The portal website currently presents five short films. According to which key did you select the films?

The collection we now present should show the diversity of the phenomenon of short film and the individual titles were selected so as to represent both the period I examined and the variety of functions and forms of short films. I also wanted to present films that are unknown, unique, that could not be watched before. In some cases (Vladimír Čech and Ludvík Toman), I also show that making short films was a starting point for later directors of feature film.

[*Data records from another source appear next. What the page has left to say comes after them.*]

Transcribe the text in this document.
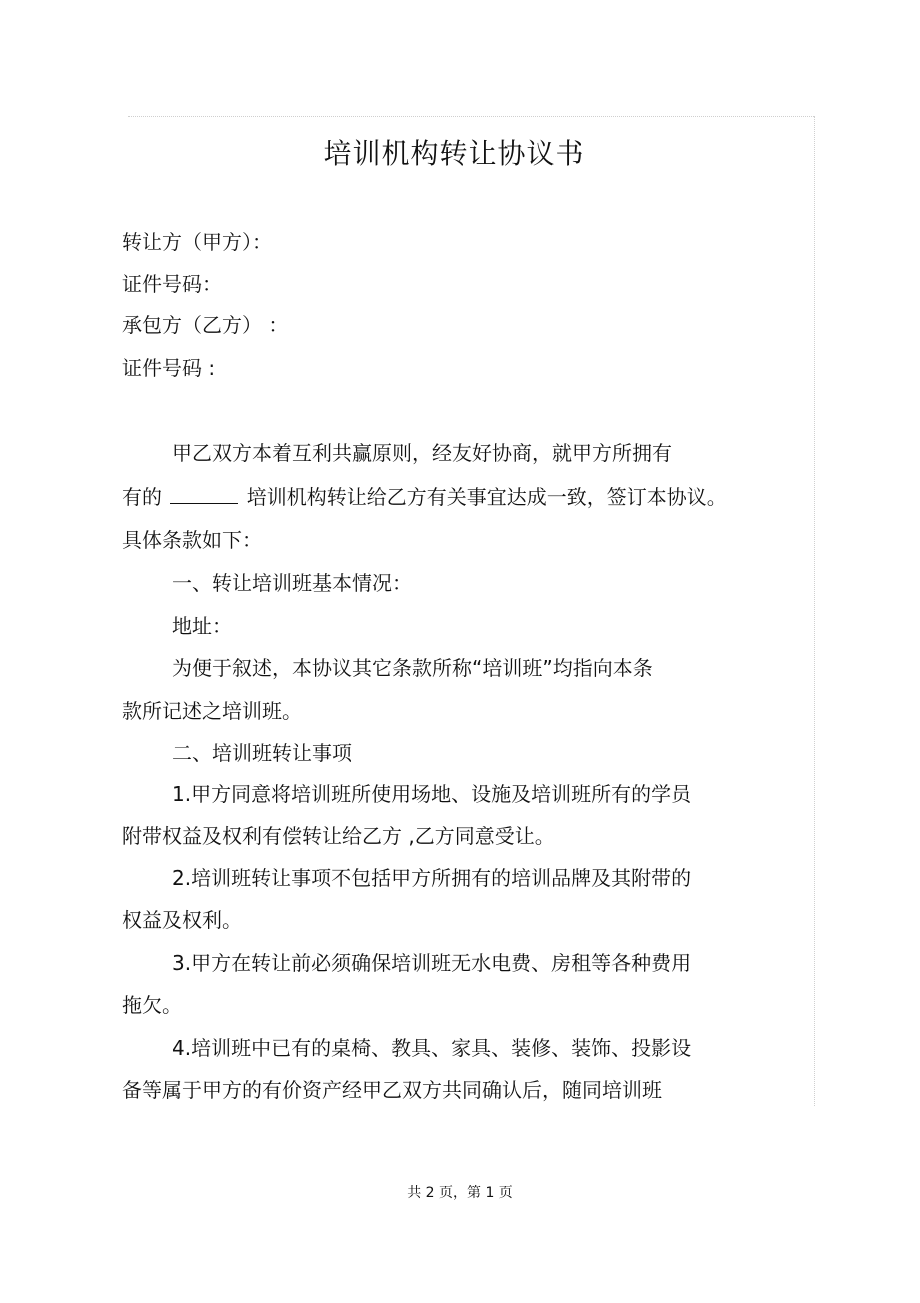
培训机构转让协议书
转让方（甲方）：
证件号码：
承包方（乙方） ：
证件号码 :
甲乙双方本着互利共赢原则，经友好协商，就甲方所拥有
有的	培训机构转让给乙方有关事宜达成一致，签订本协议。
具体条款如下：
一、转让培训班基本情况：
地址：
为便于叙述，本协议其它条款所称“培训班”均指向本条
款所记述之培训班。
二、培训班转让事项
1.甲方同意将培训班所使用场地、设施及培训班所有的学员
附带权益及权利有偿转让给乙方 ,乙方同意受让。
2.培训班转让事项不包括甲方所拥有的培训品牌及其附带的
权益及权利。
3.甲方在转让前必须确保培训班无水电费、房租等各种费用
拖欠。
4.培训班中已有的桌椅、教具、家具、装修、装饰、投影设
备等属于甲方的有价资产经甲乙双方共同确认后，随同培训班
共 2 页，第 1 页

The collection includes the film Attack on Prague where scenes from the air raid drill filmed in Prague in 1936 served as a starting point for the agitation for combat readiness during the threat of the Second World War. Jan Libora’s Health War represents the production of the significant cultural department of AB Company; Jiří Lehovec, who also participated in the making of the film, started his career there. The film documents the situation of the period health system, focusing primarily on the development of medications, explaining the usefulness of this activity for the society, especially for the health of children. Joyful Work by Jiří Lehovec is an early post-war film encouraging people to work in the textile industry. On one hand, it shows the role of film in the period employment policy, as there was a need to fill the vacancies in post-war factories that had employed resettled Germans. On the other hand, it shows the above mentioned use of earlier film material for new purposes; as Lehovec filmed most of the footage already in 1942–43 while making films for the then protectorate textile factory Mautner Textilwerke in Náchod (Smiling Work and Miltex). Paradoxically, footage filmed for Germans thus becomes a basis for the recruitment film for Czechs who are to fill the vacancies in the resettled border area.

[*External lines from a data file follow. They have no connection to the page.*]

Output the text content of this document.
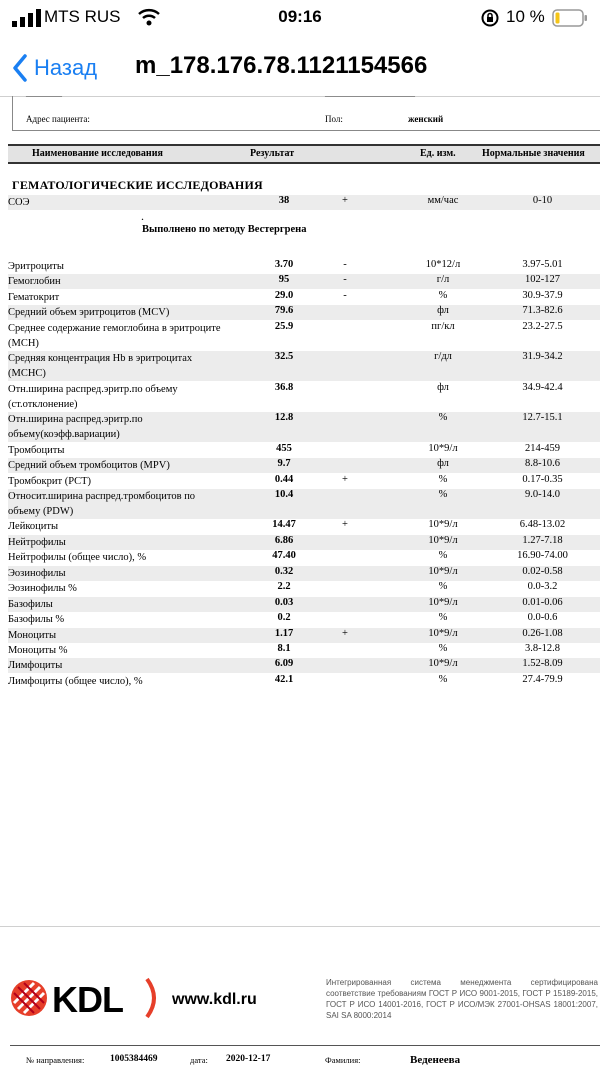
MTS RUS	09:16	10 %
Назад m_178.176.78.1121154566
————	——————————
Адрес пациента:	Пол:	женский
Наименование исследования	Результат	Ед. изм.	Нормальные значения
ГЕМАТОЛОГИЧЕСКИЕ ИССЛЕДОВАНИЯ
СОЭ	38	+	мм/час	0-10
.
Выполнено по методу Вестергрена
Эритроциты	3.70	-	10*12/л	3.97-5.01
Гемоглобин	95	-	г/л	102-127
Гематокрит	29.0	-	%	30.9-37.9
Средний объем эритроцитов (MCV)	79.6	фл	71.3-82.6
Среднее содержание гемоглобина в эритроците (MCH)
25.9	пг/кл	23.2-27.5
Средняя концентрация Hb в эритроцитах (MCHC)
32.5	г/дл	31.9-34.2
Отн.ширина распред.эритр.по объему (ст.отклонение)
36.8	фл	34.9-42.4
Отн.ширина распред.эритр.по объему(коэфф.вариации)
12.8	%	12.7-15.1
Тромбоциты	455	10*9/л	214-459
Средний объем тромбоцитов (MPV)	9.7	фл	8.8-10.6
Тромбокрит (PCT)	0.44	+	%	0.17-0.35
Относит.ширина распред.тромбоцитов по объему (PDW)
10.4	%	9.0-14.0
Лейкоциты	14.47	+	10*9/л	6.48-13.02
Нейтрофилы	6.86	10*9/л	1.27-7.18
Нейтрофилы (общее число), %	47.40	%	16.90-74.00
Эозинофилы	0.32	10*9/л	0.02-0.58
Эозинофилы %	2.2	%	0.0-3.2
Базофилы	0.03	10*9/л	0.01-0.06
Базофилы %	0.2	%	0.0-0.6
Моноциты	1.17	+	10*9/л	0.26-1.08
Моноциты %	8.1	%	3.8-12.8
Лимфоциты	6.09	10*9/л	1.52-8.09
Лимфоциты (общее число), %	42.1	%	27.4-79.9
KDL	www.kdl.ru
Интегрированная система менеджмента сертифицирована соответствие требованиям ГОСТ Р ИСО 9001-2015, ГОСТ Р 15189-2015, ГОСТ Р ИСО 14001-2016, ГОСТ Р ИСО/МЭК 27001-OHSAS 18001:2007, SAI SA 8000:2014
№ направления:	1005384469	дата: 2020-12-17	Фамилия:	Веденеева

Tax Discipline by Vladimír Čech uses a reenactment frame; an Inland Revenue Office is burning and the crowd of onlookers are happy that they will not have to pay the taxes. Nevertheless, the film continues to explain the significance of taxes for the society. In a playful form, it presents the things that are financed by tax money and suggests what would happen if there really were no taxes. Life Crossroads is a film with live-action elements supporting the labour mobility of the population. It thus belongs to the line of films developed on a long-term basis in co-operation with the Institute of Human Labour, showing the importance of career advice centres for making the right choice of one’s profession and job. In general, it supported the notion of work as a cultivating virtue.

You are a researcher of the National Film Archive in Prague which now presents archive films at the DAFilms.com portal for the second time already. How would you evaluate the importance of presenting archive cinema online?

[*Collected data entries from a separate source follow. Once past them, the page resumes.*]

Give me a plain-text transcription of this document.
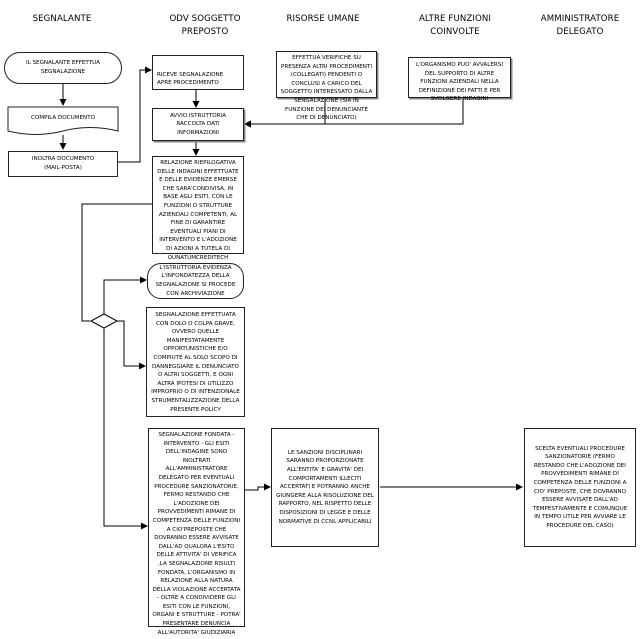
SEGNALANTE	ODV SOGGETTO
PREPOSTO
RISORSE UMANE	ALTRE FUNZIONI
COINVOLTE
AMMINISTRATORE
DELEGATO
IL SEGNALANTE EFFETTUA SEGNALAZIONE
COMPILA DOCUMENTO
INOLTRA DOCUMENTO
(MAIL-POSTA)

RICEVE SEGNALAZIONE
APRE PROCEDIMENTO

AVVIO ISTRUTTORIA
RACCOLTA DATI
INFORMAZIONI
RELAZIONE RIEPILOGATIVA DELLE INDAGINI EFFETTUATE E DELLE EVIDENZE EMERSE CHE SARA'CONDIVISA, IN BASE AGLI ESITI, CON LE FUNZIONI O STRUTTURE AZIENDALI COMPETENTI, AL FINE DI GARANTIRE EVENTUALI PIANI DI INTERVENTO E L'ADOZIONE DI AZIONI A TUTELA DI QUNATUMCREDITECH
L'ISTRUTTORIA EVIDENZA L'INFONDATEZZA DELLA SEGNALAZIONE SI PROCEDE CON ARCHIVIAZIONE
SEGNALAZIONE EFFETTUATA CON DOLO O COLPA GRAVE, OVVERO QUELLE MANIFESTATAMENTE OPPORTUNISTICHE E/O COMPIUTE AL SOLO SCOPO DI DANNEGGIARE IL DENUNCIATO O ALTRI SOGGETTI, E OGNI ALTRA IPOTESI DI UTILIZZO IMPROPRIO O DI INTENZIONALE STRUMENTALIZZAZIONE DELLA PRESENTE POLICY
SEGNALAZIONE FONDATA - INTERVENTO - GLI ESITI DELL'INDAGINE SONO INOLTRATI ALL'AMMINISTRATORE DELEGATO PER EVENTUALI PROCEDURE SANZIONATORIE, FERMO RESTANDO CHE L'ADOZIONE DEI PROVVEDIMENTI RIMANE DI COMPETENZA DELLE FUNZIONI A CIO'PREPOSTE CHE DOVRANNO ESSERE AVVISATE DALL'AD QUALORA L'ESITO DELLE ATTIVITA' DI VERIFICA ,LA SEGNALAZIONE RISULTI FONDATA, L'ORGANISMO IN RELAZIONE ALLA NATURA DELLA VIOLAZIONE ACCERTATA - OLTRE A CONDIVIDERE GLI ESITI CON LE FUNZIONI, ORGANI E STRUTTURE - POTRA' PRESENTARE DENUNCIA ALL'AUTORITA' GIUDIZIARIA
EFFETTUA VERIFICHE SU PRESENZA ALTRI PROCEDIMENTI (COLLEGATI) PENDENTI O CONCLUSI A CARICO DEL SOGGETTO INTERESSATO DALLA SENGALAZIONE (SIA IN FUNZIONE DEI DENUNCIANTE CHE DI DENUNCIATO)
LE SANZIONI DISCIPLINARI SARANNO PROPORZIONATE ALL'ENTITA' E GRAVITA' DEI COMPORTAMENTI ILLECITI ACCERTATI E POTRANNO ANCHE GIUNGERE ALLA RISOLUZIONE DEL RAPPORTO, NEL RISPETTO DELLE DISPOSIZIONI DI LEGGE E DELLE NORMATIVE DI CCNL APPLICABILI
L'ORGANISMO PUO' AVVALERSI DEL SUPPORTO DI ALTRE FUNZIONI AZIENDALI NELLA DEFINIZIONE DEI FATTI E PER SVOLGERE INDAGINI
SCELTA EVENTUALI PROCEDURE SANZIONATORIE (FERMO RESTANDO CHE L'ADOZIONE DEI PROVVEDIMENTI RIMANE DI COMPETENZA DELLE FUNZIONI A CIO' PREPOSTE, CHE DOVRANNO ESSERE AVVISATE DALL'AD TEMPESTIVAMENTE E COMUNQUE IN TEMPO UTILE PER AVVIARE LE PROCEDURE DEL CASO)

In my opinion, presenting archive films online; especially non-fiction, documentary and in general short films; is actually essential and I would like to give many thanks to the DAFilms.com portal for being able to co-operate in this way. The internet is a perfect environment for many reasons. Unlike feature films, short archive films are not part of the collective visual memory. They are not broadcast on TV; they were not released on DVD. Their theatrical presentation is problematic as well as people do not know the phenomenon and will be hardly lured to come.

Personally, I envisage a more complex virtual gallery in the future, presenting these films along with other materials (period texts, pictures and photographs, other materials), carefully linking them to metadata and other information and providing commentaries. It is only in a complex historical context that many of them make sense. Such a project, however, is financially demanding; unfortunately, the digitization programmes have considerably preferred feature films so far.

We would like to thank you for your answers and wish Atoms of Eternity many readers and viewers!